Rarely do you find a statistician who is able to convey, in large part, the complexity of statistics and appropriate use, but then again rarely do you have a statistician who is able to write in an engaging way for the broad general public. In The Art of Statistics: Learning from data, David Spiegelhalter achieves something usually quite unreachable: Educating any smart layperson about different ways of thinking about the current state of data science, statistics, and artificial intelligence, and more broadly about how to think about numerical information. It is a delightful book to read and certainly shows how working with and communicating numerical information is very much an art as well as a science.
Why did you write this book?
There are many new people coming into data science, and using statistical methods without a full training.
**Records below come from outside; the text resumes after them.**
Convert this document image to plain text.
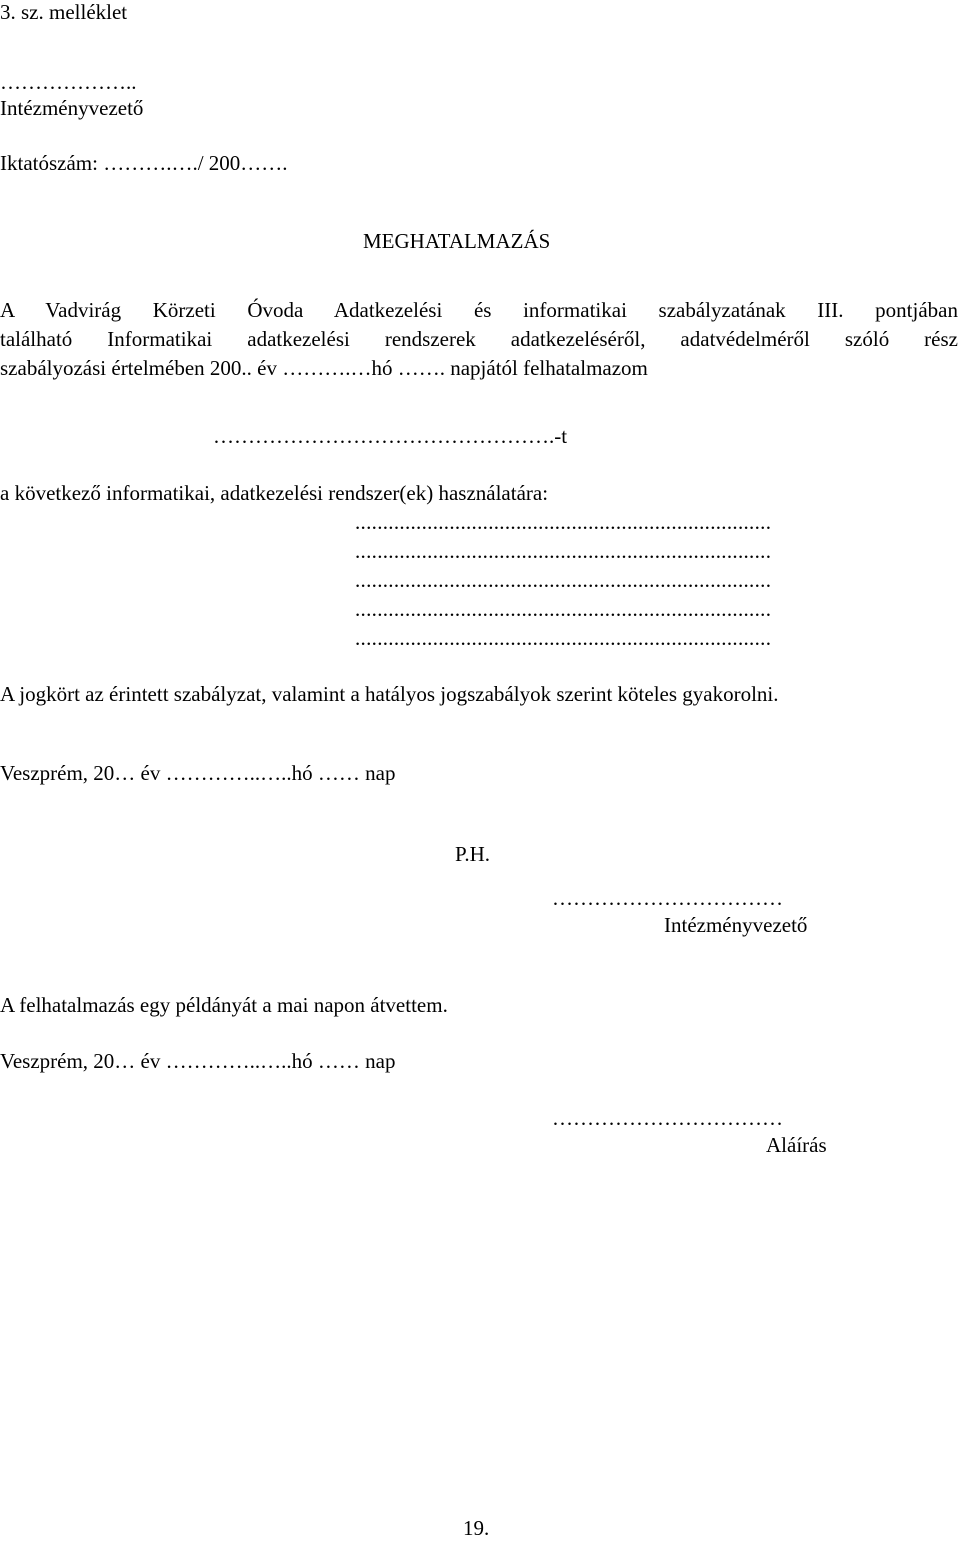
3. sz. melléklet
………………..
Intézményvezető
Iktatószám: ……….…./ 200…….
MEGHATALMAZÁS
A Vadvirág Körzeti Óvoda Adatkezelési és informatikai szabályzatának III. pontjában
található Informatikai adatkezelési rendszerek adatkezeléséről, adatvédelméről szóló rész
szabályozási értelmében 200.. év ……….…hó ……. napjától felhatalmazom
………………………………………….-t
a következő informatikai, adatkezelési rendszer(ek) használatára:
...........................................................................
...........................................................................
...........................................................................
...........................................................................
...........................................................................
A jogkört az érintett szabályzat, valamint a hatályos jogszabályok szerint köteles gyakorolni.
Veszprém, 20… év …………..…..hó …… nap
P.H.
……………………………
Intézményvezető
A felhatalmazás egy példányát a mai napon átvettem.
Veszprém, 20… év …………..…..hó …… nap
……………………………
Aláírás
19.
And since I feel the traditional way of teaching statistics is too rooted in mathematics and inappropriate for most people, I thought there was a need for a book that introduced all the ideas of a first course in statistics, with minimal mathematics or notation. Crucially, this means changing the order of the content so that probability comes late on.
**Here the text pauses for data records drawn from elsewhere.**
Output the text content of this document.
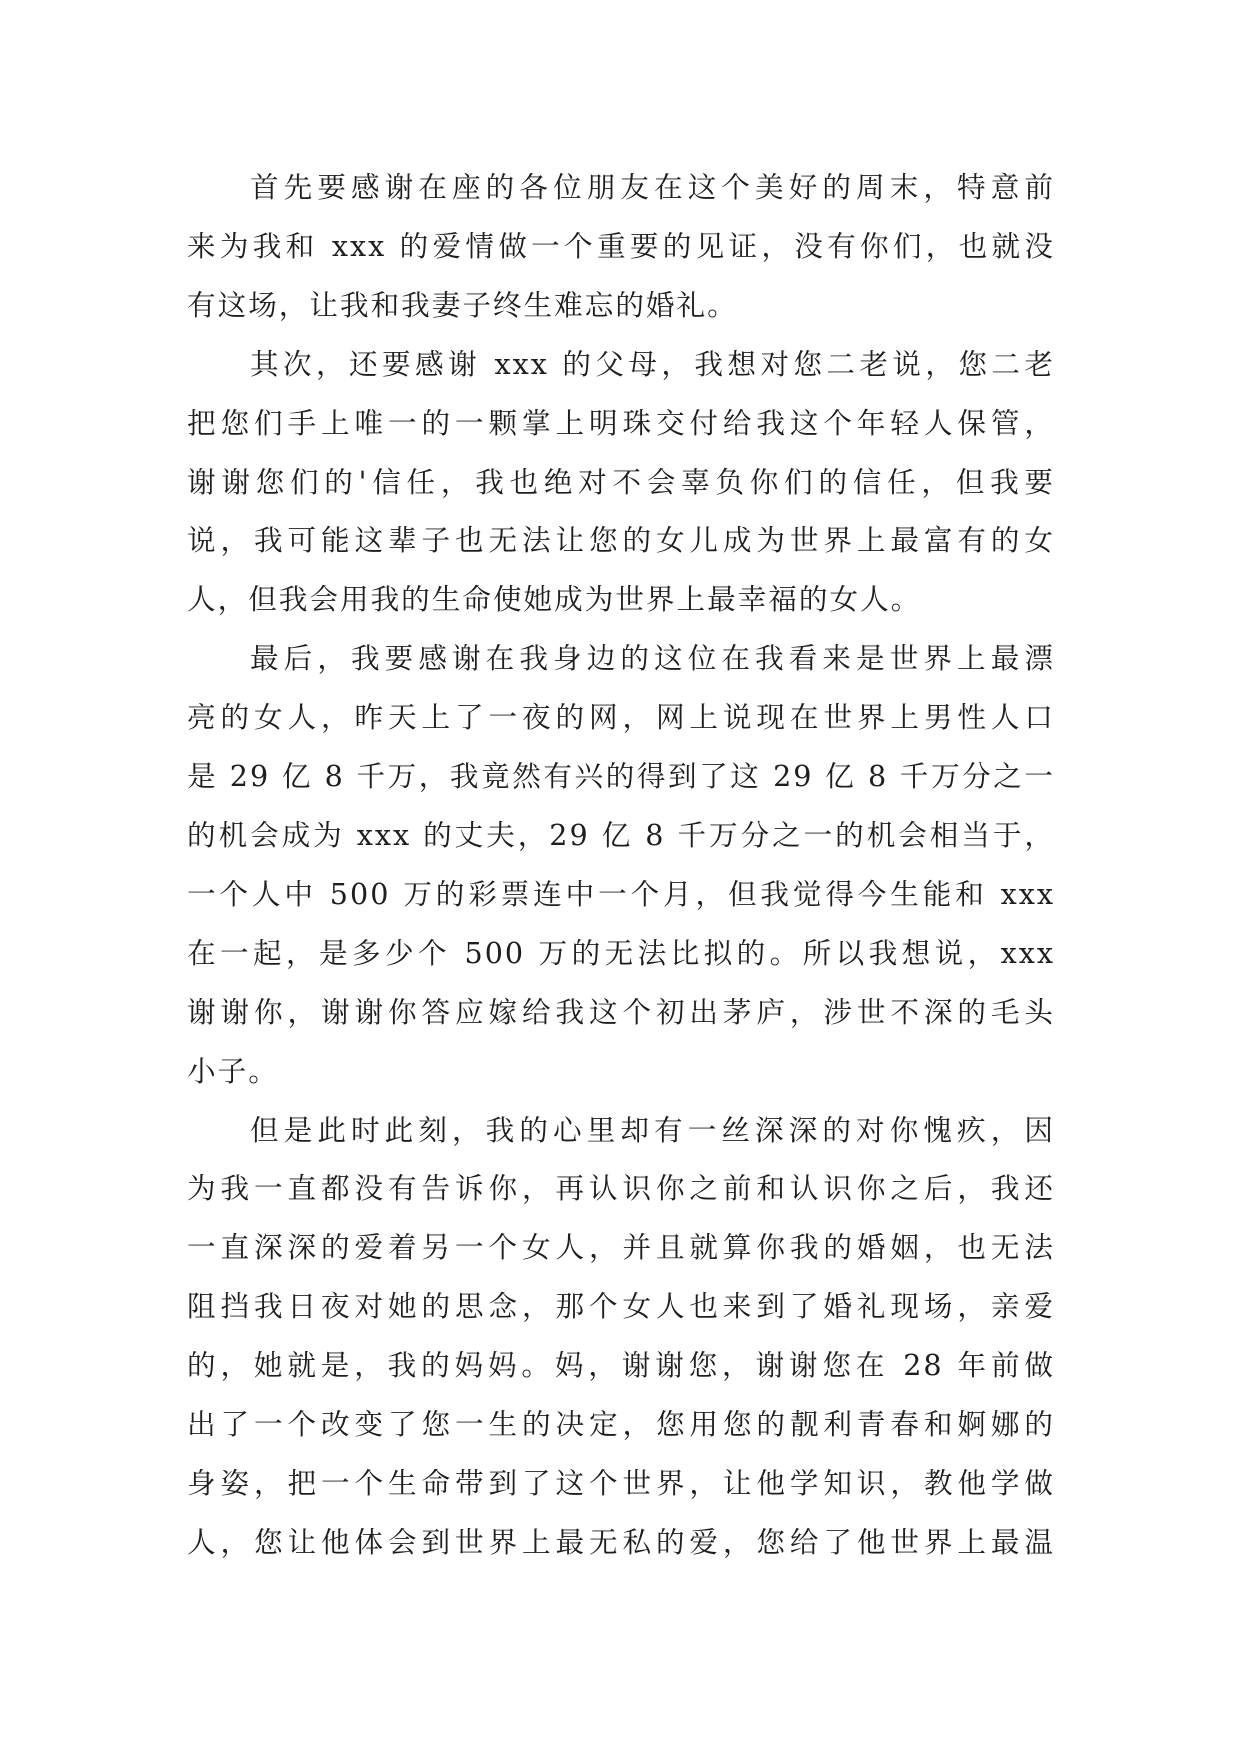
首先要感谢在座的各位朋友在这个美好的周末，特意前
来为我和 xxx 的爱情做一个重要的见证，没有你们，也就没
有这场，让我和我妻子终生难忘的婚礼。
其次，还要感谢 xxx 的父母，我想对您二老说，您二老
把您们手上唯一的一颗掌上明珠交付给我这个年轻人保管，
谢谢您们的'信任，我也绝对不会辜负你们的信任，但我要
说，我可能这辈子也无法让您的女儿成为世界上最富有的女
人，但我会用我的生命使她成为世界上最幸福的女人。
最后，我要感谢在我身边的这位在我看来是世界上最漂
亮的女人，昨天上了一夜的网，网上说现在世界上男性人口
是 29 亿 8 千万，我竟然有兴的得到了这 29 亿 8 千万分之一
的机会成为 xxx 的丈夫，29 亿 8 千万分之一的机会相当于，
一个人中 500 万的彩票连中一个月，但我觉得今生能和 xxx
在一起，是多少个 500 万的无法比拟的。所以我想说，xxx
谢谢你，谢谢你答应嫁给我这个初出茅庐，涉世不深的毛头
小子。
但是此时此刻，我的心里却有一丝深深的对你愧疚，因
为我一直都没有告诉你，再认识你之前和认识你之后，我还
一直深深的爱着另一个女人，并且就算你我的婚姻，也无法
阻挡我日夜对她的思念，那个女人也来到了婚礼现场，亲爱
的，她就是，我的妈妈。妈，谢谢您，谢谢您在 28 年前做
出了一个改变了您一生的决定，您用您的靓利青春和婀娜的
身姿，把一个生命带到了这个世界，让他学知识，教他学做
人，您让他体会到世界上最无私的爱，您给了他世界上最温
Why should the public care about better understanding statistics?
The pandemic has shown the vital role that statistics play in our lives, and I feel data literacy is a basic skill that is essential to both citizens and professionals.
Has the advent of “big data” improved or deterred public understanding of statistics and science?
I think this term is rather dated: the size of the data is not particularly relevant, far more important is what questions it can answer, how it is handled and the interpretations that are made. Public understanding depends on trustworthy communication of data and claims made on the basis of that data, which is a generic issue and unrelated to the size of the data-base.